On Saturday, September 9, 2023, Nana Addo Dankwa Akufo-Addo, the President of the Republic, commissioned a vessel for the Ghana Maritime Authority and five (5) boats for the Ghana Navy Fleet.
President Akufo-Addo gave the Navy with ships for the second time in February 2022 when he presented the Navy with four (4) offshore security vessels.
Two 27-meter boats that will be deployed to patrol the nation’s maritime boundaries to the East and West are among the ships that the President commissioned into duty on Saturday.
Recall that the Special Chamber of the International Tribunal for the Law of the Sea (ITLOS) delineated Ghana’s western maritime boundary with Cote d’Ivoire in September 2017 and that attempts are still being made to delineate Ghana’s eastern maritime boundary with Togo.
“As we protect these maritime territories, there is a need to maintain a significant Naval presence, so as to prevent criminals from taking advantage of any contested areas,” said President Akufo-Addo. These vessels are appropriately categorized as Boundary Class Ships of the Ghana Navy, and their names are appropriate.
The President was pleased to announce that the Ghana Navy Ships HALF ASSINI and AFLAO are the result of collaboration between the Ghanaian and American governments.

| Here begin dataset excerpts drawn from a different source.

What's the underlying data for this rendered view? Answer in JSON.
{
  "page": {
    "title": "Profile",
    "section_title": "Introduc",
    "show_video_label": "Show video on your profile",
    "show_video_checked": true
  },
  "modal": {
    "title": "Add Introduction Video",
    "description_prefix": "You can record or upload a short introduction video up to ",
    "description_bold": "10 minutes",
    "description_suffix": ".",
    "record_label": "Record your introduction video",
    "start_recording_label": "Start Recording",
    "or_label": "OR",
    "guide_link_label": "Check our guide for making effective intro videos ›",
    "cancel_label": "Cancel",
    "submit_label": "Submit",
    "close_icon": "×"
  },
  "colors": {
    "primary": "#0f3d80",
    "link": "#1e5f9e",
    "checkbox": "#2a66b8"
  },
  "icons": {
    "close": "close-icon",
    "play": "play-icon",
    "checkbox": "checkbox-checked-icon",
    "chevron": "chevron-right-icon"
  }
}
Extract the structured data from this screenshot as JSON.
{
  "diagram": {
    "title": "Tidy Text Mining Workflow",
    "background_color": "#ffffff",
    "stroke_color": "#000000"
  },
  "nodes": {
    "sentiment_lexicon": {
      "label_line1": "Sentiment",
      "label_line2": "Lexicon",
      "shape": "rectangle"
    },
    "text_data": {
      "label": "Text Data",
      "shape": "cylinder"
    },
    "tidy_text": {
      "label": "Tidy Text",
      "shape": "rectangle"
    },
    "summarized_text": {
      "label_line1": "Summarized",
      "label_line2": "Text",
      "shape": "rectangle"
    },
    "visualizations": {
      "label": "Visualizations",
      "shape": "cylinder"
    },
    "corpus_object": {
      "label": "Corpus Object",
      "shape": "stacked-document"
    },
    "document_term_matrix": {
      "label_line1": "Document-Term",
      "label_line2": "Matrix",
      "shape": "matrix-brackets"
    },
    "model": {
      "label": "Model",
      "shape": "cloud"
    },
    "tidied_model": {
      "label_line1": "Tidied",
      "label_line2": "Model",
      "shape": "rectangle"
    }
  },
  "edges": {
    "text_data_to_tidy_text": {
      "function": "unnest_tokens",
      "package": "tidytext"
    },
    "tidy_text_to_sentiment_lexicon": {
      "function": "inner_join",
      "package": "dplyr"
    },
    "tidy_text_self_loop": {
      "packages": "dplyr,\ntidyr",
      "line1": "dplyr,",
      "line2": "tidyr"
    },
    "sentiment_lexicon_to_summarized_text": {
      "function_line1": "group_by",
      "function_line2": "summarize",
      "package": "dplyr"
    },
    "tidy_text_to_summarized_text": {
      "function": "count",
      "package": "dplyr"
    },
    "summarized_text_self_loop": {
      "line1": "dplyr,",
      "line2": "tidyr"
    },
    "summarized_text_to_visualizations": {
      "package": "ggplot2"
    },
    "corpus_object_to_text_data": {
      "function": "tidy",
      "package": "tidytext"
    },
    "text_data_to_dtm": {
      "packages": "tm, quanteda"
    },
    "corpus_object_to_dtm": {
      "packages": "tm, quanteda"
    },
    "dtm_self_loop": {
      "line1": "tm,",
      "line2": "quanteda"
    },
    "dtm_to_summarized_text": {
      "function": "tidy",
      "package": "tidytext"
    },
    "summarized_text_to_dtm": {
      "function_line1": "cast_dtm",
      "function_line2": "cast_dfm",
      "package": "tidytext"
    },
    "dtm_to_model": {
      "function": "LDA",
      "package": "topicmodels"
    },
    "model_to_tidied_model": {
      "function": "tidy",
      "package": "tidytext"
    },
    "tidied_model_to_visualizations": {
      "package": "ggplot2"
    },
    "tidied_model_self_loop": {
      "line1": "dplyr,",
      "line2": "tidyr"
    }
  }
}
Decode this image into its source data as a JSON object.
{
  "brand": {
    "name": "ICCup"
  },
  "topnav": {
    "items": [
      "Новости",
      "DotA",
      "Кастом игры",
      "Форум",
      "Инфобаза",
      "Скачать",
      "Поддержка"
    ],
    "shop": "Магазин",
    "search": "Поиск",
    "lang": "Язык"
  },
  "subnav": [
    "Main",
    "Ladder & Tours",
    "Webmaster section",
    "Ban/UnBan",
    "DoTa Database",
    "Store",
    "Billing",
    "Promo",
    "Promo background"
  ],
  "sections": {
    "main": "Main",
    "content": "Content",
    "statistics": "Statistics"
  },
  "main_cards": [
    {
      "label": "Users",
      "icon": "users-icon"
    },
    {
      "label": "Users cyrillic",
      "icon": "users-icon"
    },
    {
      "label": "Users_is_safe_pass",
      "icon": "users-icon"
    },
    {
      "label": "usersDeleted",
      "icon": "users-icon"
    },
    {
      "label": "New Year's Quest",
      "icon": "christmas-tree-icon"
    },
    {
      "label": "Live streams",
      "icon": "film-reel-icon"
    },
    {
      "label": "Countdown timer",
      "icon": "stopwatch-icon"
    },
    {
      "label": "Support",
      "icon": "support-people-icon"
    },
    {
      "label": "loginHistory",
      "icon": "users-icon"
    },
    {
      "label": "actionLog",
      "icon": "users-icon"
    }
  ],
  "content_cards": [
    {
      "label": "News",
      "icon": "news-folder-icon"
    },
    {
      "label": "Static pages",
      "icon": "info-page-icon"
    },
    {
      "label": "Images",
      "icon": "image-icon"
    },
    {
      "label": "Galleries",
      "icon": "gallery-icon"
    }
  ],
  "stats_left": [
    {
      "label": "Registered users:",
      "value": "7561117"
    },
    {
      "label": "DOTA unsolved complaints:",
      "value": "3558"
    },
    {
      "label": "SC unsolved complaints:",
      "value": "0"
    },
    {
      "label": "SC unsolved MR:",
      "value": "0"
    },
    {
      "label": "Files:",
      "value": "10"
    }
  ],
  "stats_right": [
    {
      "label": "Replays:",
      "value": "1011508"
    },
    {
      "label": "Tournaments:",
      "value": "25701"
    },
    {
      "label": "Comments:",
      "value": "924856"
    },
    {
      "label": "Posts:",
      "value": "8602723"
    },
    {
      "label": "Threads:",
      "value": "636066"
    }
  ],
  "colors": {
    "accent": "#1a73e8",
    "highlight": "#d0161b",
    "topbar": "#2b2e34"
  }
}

“We are grateful for the benevolence of the government and people of the United States. The United States has supported Ghana’s military revitalization programme through capacity building and enhancement of our capabilities, with the support of the Navy’s Special Boat Squadron and other initiatives with the Army and Air Force,” he said.
President Akufo-Addo continued, “The current 5-year United States, Denmark and Ghana Trilateral Agreement is set to make the Navy’s Special Boat Squadron a tier-one Special Operations Force by 2026. The donation of these two 12-metre Defender Class Boats would greatly enhance the operations of the Navy in dealing with sophisticated operations when the need arises. It is refreshing to see the Navy serving as a glue that is cementing international and local partnerships towards securing our interests at sea.”
He was particularly glad that the Navy and the Ghana Maritime Authority are working together to operate the new flex-fighter, which has been procured for oil spill response.
“As you can see, different players with different expertise, need to come together to work at sea, unlike in other domains. The Petroleum Commission and Ghana National Petroleum Company, both under the Ministry of Energy, are regulator and national operator, respectively, in our upstream oil and gas industry, yet it is the Ghana Maritime Authority operating under the Ministry of Transport that has procured a vessel for oil spill response to be operated with the Navy,” he said.
Having launched the National Integrated Maritime Strategy last week, President Akufo-Addo applauded the team from the Ghana Navy who have built Ghana’s first indigenous landing craft.
“The NAVDOCK 1, which measures 11.5 metres in length, is designed to carry thirty (30) personnel and one (1) ton of cargo. Their effort embodies the ingenuity, determination and can-do spirit of the Ghanaian people. I have been reliably informed that the Ministry of Fisheries and the Naval Shipyard are partnering with some private actors to replace the wooden canoes, used for fishing, with improved aluminium boats,” he added.
He was hopeful that, in time, such collaboration will help develop the country’s shipbuilding industry, and offer jobs to the youth of this country, while mitigating the environmental impact of wooden canoes.
“I charge you to collaborate with our academic institutions and the private sector so that this innovation is developed further to include other platforms for the safe transportation of passengers and goods on the Volta Lake and along our coasts,” he added.
President Akufo-Addo, in conclusion, reminded Ghanaians of the arduous task ahead and the need to work together to guard the country’s maritime frontiers, and protect its interests.
“These vessels symbolise our resolve to safeguard our maritime sovereignty, and I have, thus, no doubt that the crew would live up to the high standards and professionalism that the Ghana Navy embodies. I acknowledge the sacrifices of the families of our servicemen and women who make certain that these gallant sailors have the peace of mind to be at sea to ply their trade,” he added.